6. The system of claim 1 wherein at least one of the learning data models generates a
decision matrix using an OCR confidence value and ground truth data.
7. A method for enrichment of OCR extracted data, comprising
accepting a set of extraction criteria and a set of configuration parameters by a
data extraction engine;
capturing data satisfying an extraction criteria using the configuration parameters
by a data extraction engine;
adapting captured data using a set of domain specific rules and a set of OCR error
patterns by a data extraction engine;
generating learning data models using the adapted data and the configuration parameters
by a learning engine; and
dynamically updating the extraction criteria using the generated learning data models.
8. The system of claim 1 or method of claim 7 wherein the extraction criteria comprises
one or more extraction templates.
9. The system or method of claim 8 wherein at least one of the extraction templates includes
a regular expression, geometric markers, anchor text markers, or any combination thereof.
10. The method of claim 7 further comprising:
detecting OCR errors based on a set of predefined error patterns.
11. The system of claim 1 or method of claim 7 wherein the learning engine is configured
to determine a probability of misrecognition of the extracted data using the learning
data models.
12. The method of claim 7 further comprising:
capturing a set of historical datasets, optionally,wherein the historical dataset
comprises a ground truth data and OCR extracted data for each field.
13. The method of claim 7 further comprising:
generating an OCR confidence value for each field value.
14. The method of claim 7 further comprising:
generating a decision matrix using an OCR confidence value and ground truth data.
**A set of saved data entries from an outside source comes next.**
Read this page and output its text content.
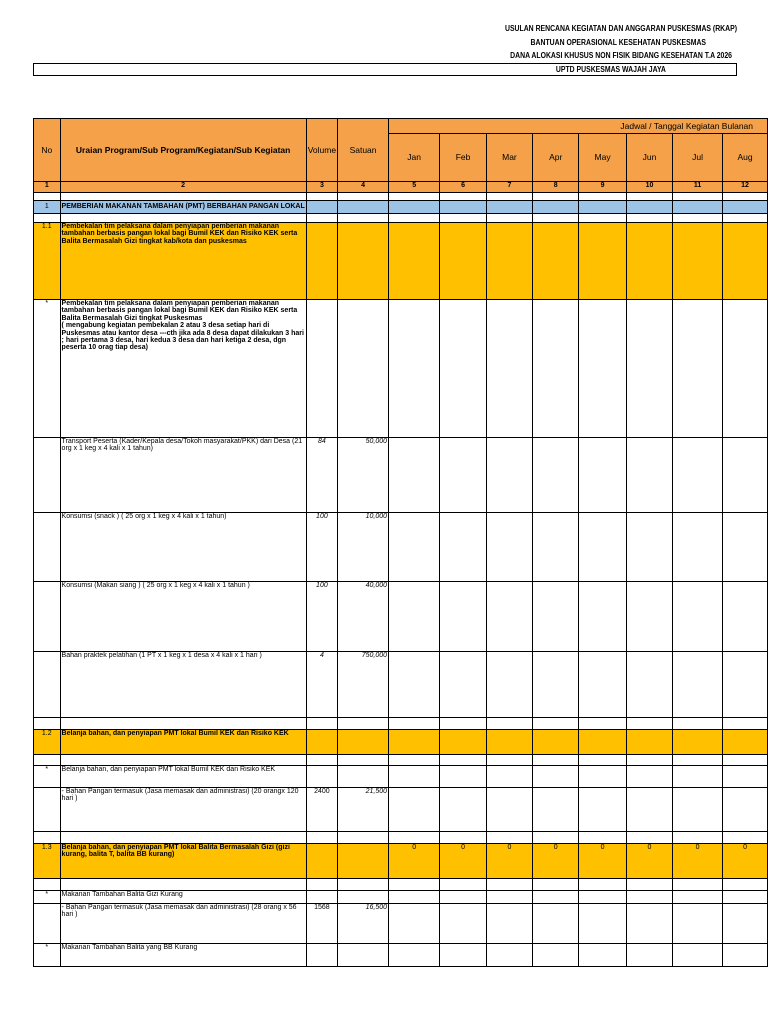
USULAN RENCANA KEGIATAN DAN ANGGARAN PUSKESMAS (RKAP)
BANTUAN OPERASIONAL KESEHATAN PUSKESMAS
DANA ALOKASI KHUSUS NON FISIK BIDANG KESEHATAN T.A 2026
UPTD PUSKESMAS WAJAH JAYA
No	Uraian Program/Sub Program/Kegiatan/Sub Kegiatan	Volume	Satuan	Jadwal / Tanggal Kegiatan Bulanan							
				Jan	Feb	Mar	Apr	May	Jun	Jul	Aug
1	2	3	4	5	6	7	8	9	10	11	12

1	PEMBERIAN MAKANAN TAMBAHAN (PMT) BERBAHAN PANGAN LOKAL										

1.1	Pembekalan tim pelaksana dalam penyiapan pemberian makanan tambahan berbasis pangan lokal bagi Bumil KEK dan Risiko KEK serta Balita Bermasalah Gizi tingkat kab/kota dan puskesmas										
*	Pembekalan tim pelaksana dalam penyiapan pemberian makanan tambahan berbasis pangan lokal bagi Bumil KEK dan Risiko KEK serta Balita Bermasalah Gizi tingkat Puskesmas
( mengabung kegiatan pembekalan 2 atau 3 desa setiap hari di Puskesmas atau kantor desa ---cth jika ada 8 desa dapat dilakukan 3 hari ; hari pertama 3 desa, hari kedua 3 desa dan hari ketiga 2 desa, dgn peserta 10 orag tiap desa)										

	Transport Peserta (Kader/Kepala desa/Tokoh masyarakat/PKK) dari Desa (21 org x 1 keg x 4 kali x 1 tahun)	84	50,000								
	Konsumsi (snack ) ( 25 org x 1 keg x 4 kali x 1 tahun)	100	10,000								
	Konsumsi (Makan siang ) ( 25 org x 1 keg x 4 kali x 1 tahun )	100	40,000								
	Bahan praktek pelatihan (1 PT x 1 keg x 1 desa x 4 kali x 1 hari )	4	750,000								

1.2	Belanja bahan, dan penyiapan PMT lokal Bumil KEK dan Risiko KEK										

*	Belanja bahan, dan penyiapan PMT lokal Bumil KEK dan Risiko KEK										
	- Bahan Pangan termasuk (Jasa memasak dan administrasi) (20 orangx 120 hari )	2400	21,500								

1.3	Belanja bahan, dan penyiapan PMT lokal Balita Bermasalah Gizi (gizi kurang, balita T, balita BB kurang)			0	0	0	0	0	0	0	0

*	Makanan Tambahan Balita Gizi Kurang										
	- Bahan Pangan termasuk (Jasa memasak dan administrasi) (28 orang x 56 hari )	1568	16,500								
*	Makanan Tambahan Balita yang BB Kurang										
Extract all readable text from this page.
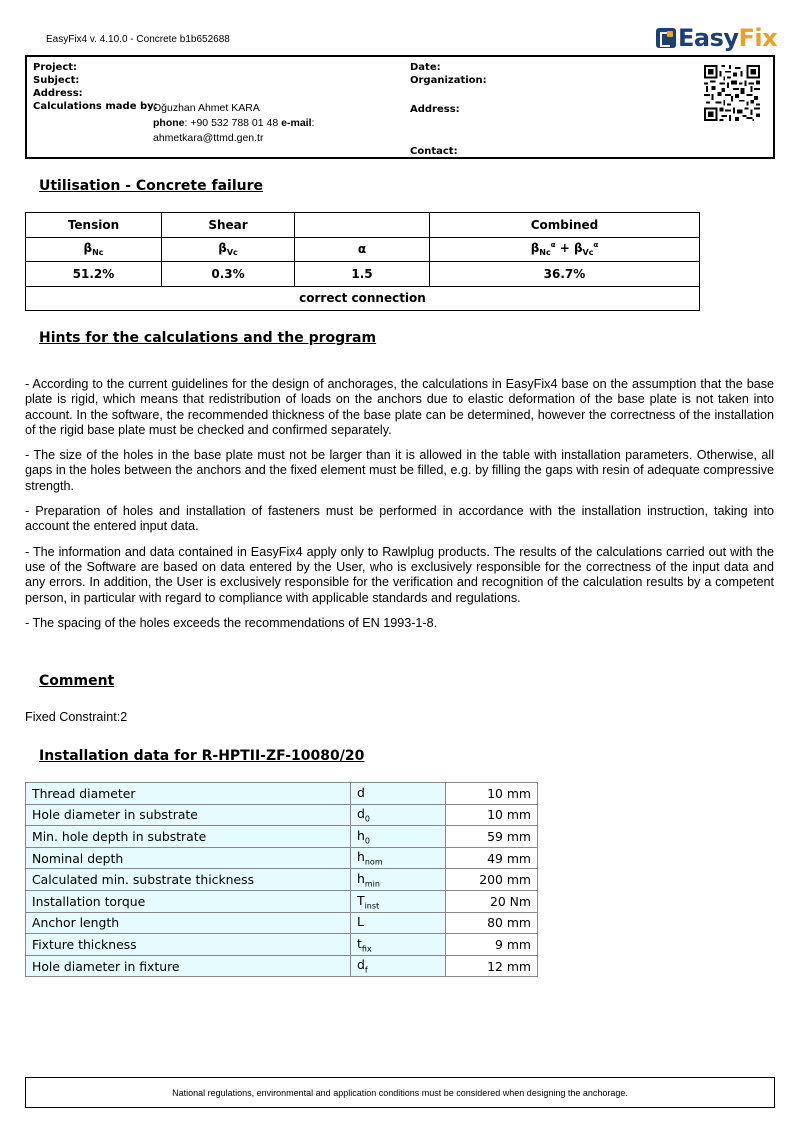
EasyFix4 v. 4.10.0 - Concrete b1b652688	EasyFix
Project:
Subject:
Address:
Calculations made by:
Oğuzhan Ahmet KARA
phone: +90 532 788 01 48 e-mail:
ahmetkara@ttmd.gen.tr
Date:
Organization:
Address:
Contact:
Utilisation - Concrete failure
Tension	Shear		Combined
$\beta_{Nc}$	$\beta_{Vc}$	α	$\beta_{Nc}^\alpha + \beta_{Vc}^\alpha$
51.2%	0.3%	1.5	36.7%
correct connection			
Hints for the calculations and the program

- According to the current guidelines for the design of anchorages, the calculations in EasyFix4 base on the assumption that the base plate is rigid, which means that redistribution of loads on the anchors due to elastic deformation of the base plate is not taken into account. In the software, the recommended thickness of the base plate can be determined, however the correctness of the installation of the rigid base plate must be checked and confirmed separately.

- The size of the holes in the base plate must not be larger than it is allowed in the table with installation parameters. Otherwise, all gaps in the holes between the anchors and the fixed element must be filled, e.g. by filling the gaps with resin of adequate compressive strength.

- Preparation of holes and installation of fasteners must be performed in accordance with the installation instruction, taking into account the entered input data.

- The information and data contained in EasyFix4 apply only to Rawlplug products. The results of the calculations carried out with the use of the Software are based on data entered by the User, who is exclusively responsible for the correctness of the input data and any errors. In addition, the User is exclusively responsible for the verification and recognition of the calculation results by a competent person, in particular with regard to compliance with applicable standards and regulations.

- The spacing of the holes exceeds the recommendations of EN 1993-1-8.

Comment
Fixed Constraint:2
Installation data for R-HPTII-ZF-10080/20
Thread diameter	d	10 mm
Hole diameter in substrate	$d_0$	10 mm
Min. hole depth in substrate	$h_0$	59 mm
Nominal depth	$h_{nom}$	49 mm
Calculated min. substrate thickness	$h_{min}$	200 mm
Installation torque	$T_{inst}$	20 Nm
Anchor length	L	80 mm
Fixture thickness	$t_{fix}$	9 mm
Hole diameter in fixture	$d_f$	12 mm
National regulations, environmental and application conditions must be considered when designing the anchorage.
15. One or more non-transitory computer-readable media having encoded thereon computer-executable
instructions that, when executed, cause a computing system to perform a method of
enriching OCR extracted data, the method comprising:
accepting a set of extraction criteria and a set of configuration parameters;
capturing data satisfying an extraction criteria using the configuration parameters;
adapting captured data using a set of domain specific rules and a set of OCR error
patterns;
generating learning data models using the adapted data and the configuration parameters;
and
dynamically updating the extraction criteria using the generated learning data models.